Louis Proyect lnp3 at panix.com
Thu May 7 05:25:55 PDT 1998


James Heartfield:
>All of these are no doubt very interesting reflections on the state of
>late capitalism, but what do they have to do with cars? All of the car
>critics, it seems to me, are not really talking about cars, but about
>their own feelings towards society.

Talk about banal observations. Of course we are discussing our own feeling towards CAPITALIST society. Jim's group no longer wants to change it, as is his privilege. By the way, I note that LM leaders now openly call themselves "libertarians." From the current issue of LM:

Discussing the paedophile

panic

The libertarian

parent's dilemma

"As a father, I do not much care what happens

to those individuals who are guilty of sex

offences against children. Throw away the key,

throw them down the stairs, whatever."

But that doesn't stop Mick Hume worrying about

the consequences of the paedophile panic for

the rest of society

With all due respect to Yoshie, it is simply inaccurate to refer to this group as "Marxist". They reject the characterization and it discredits Marxism to apply it to them. By the way, what's next? A libertarian's guide to hot vacation spots? "Join Mick Hume and Rush Limbaugh for a 5 day cruise of the Mediterranean!"


>
>Charles was right when he allied this question to Marx's theory of
>alienation. He should have added 'commodity fetishism', that state that
>Marx described in which relations between men take the alienated form of
>relations between things. Its not the cars that are the problem, its the
>form of social organisation - but the car is a kind of stand-in.

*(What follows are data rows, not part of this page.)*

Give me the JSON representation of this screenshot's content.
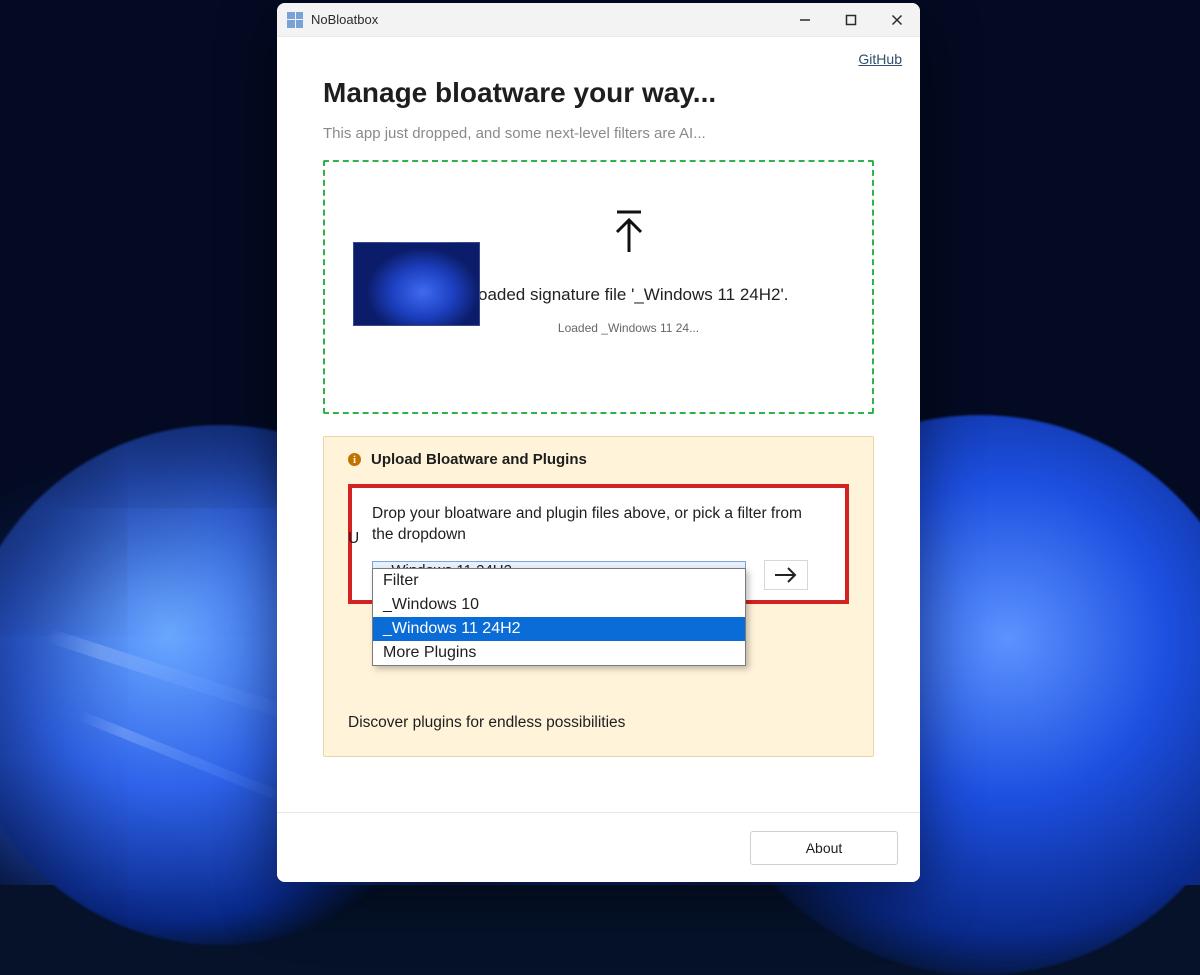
{
  "window": {
    "title": "NoBloatbox"
  },
  "header": {
    "github_link": "GitHub",
    "heading": "Manage bloatware your way...",
    "subheading": "This app just dropped, and some next-level filters are AI..."
  },
  "dropzone": {
    "message": "Loaded signature file '_Windows 11 24H2'.",
    "loaded_short": "Loaded _Windows 11 24..."
  },
  "panel": {
    "title": "Upload Bloatware and Plugins",
    "instruction": "Drop your bloatware and plugin files above, or pick a filter from the dropdown",
    "combo_selected": "_Windows 11 24H2",
    "dropdown_options": {
      "o0": "Filter",
      "o1": "_Windows 10",
      "o2": "_Windows 11 24H2",
      "o3": "More Plugins"
    },
    "partially_hidden_left": "U",
    "discover": "Discover plugins for endless possibilities"
  },
  "footer": {
    "about_label": "About"
  }
}
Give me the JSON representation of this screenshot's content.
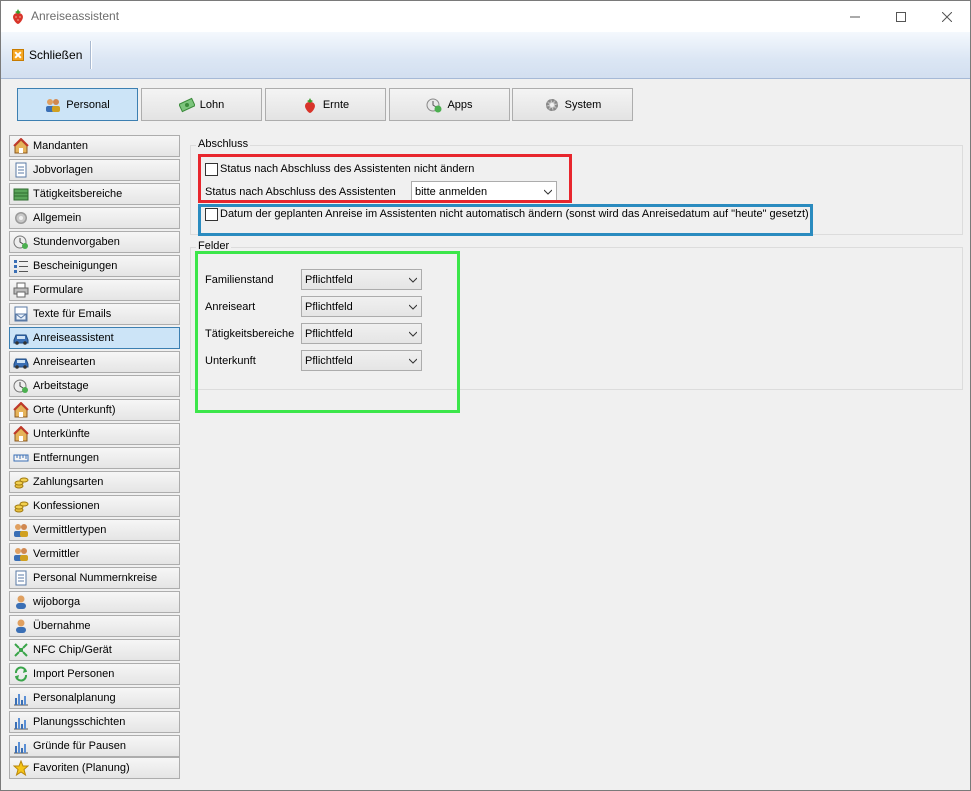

Another banal observation. Cars of course are not the problem. The way society is organized is the problem. The bourgeoisie destroyed public transportation in the 1940s in order to foster the accumulation of capital. Trolly-cars don't generate profit, General Motors sedans do. It didn't matter that workers would prefer to take public transportation to get to work, the ruling class had another agenda.


>
>I was impressed recently when my sister-in-law calmed my niece after she
>hurt herself on a sharp piece of plastic by punishing the 'bad' piece of
>plastic. But then my niece is only three. Punishing the 'bad' car is to
>remain within the ideological framework of commodity fetishism.

What nonsense. Nobody is discussing "punishing" cars. Is that what James thinks the anti-car activists are doing in NYC when they try to keep cars out of the parks? What's next for LM? Guest editorials from the late Robert Moses?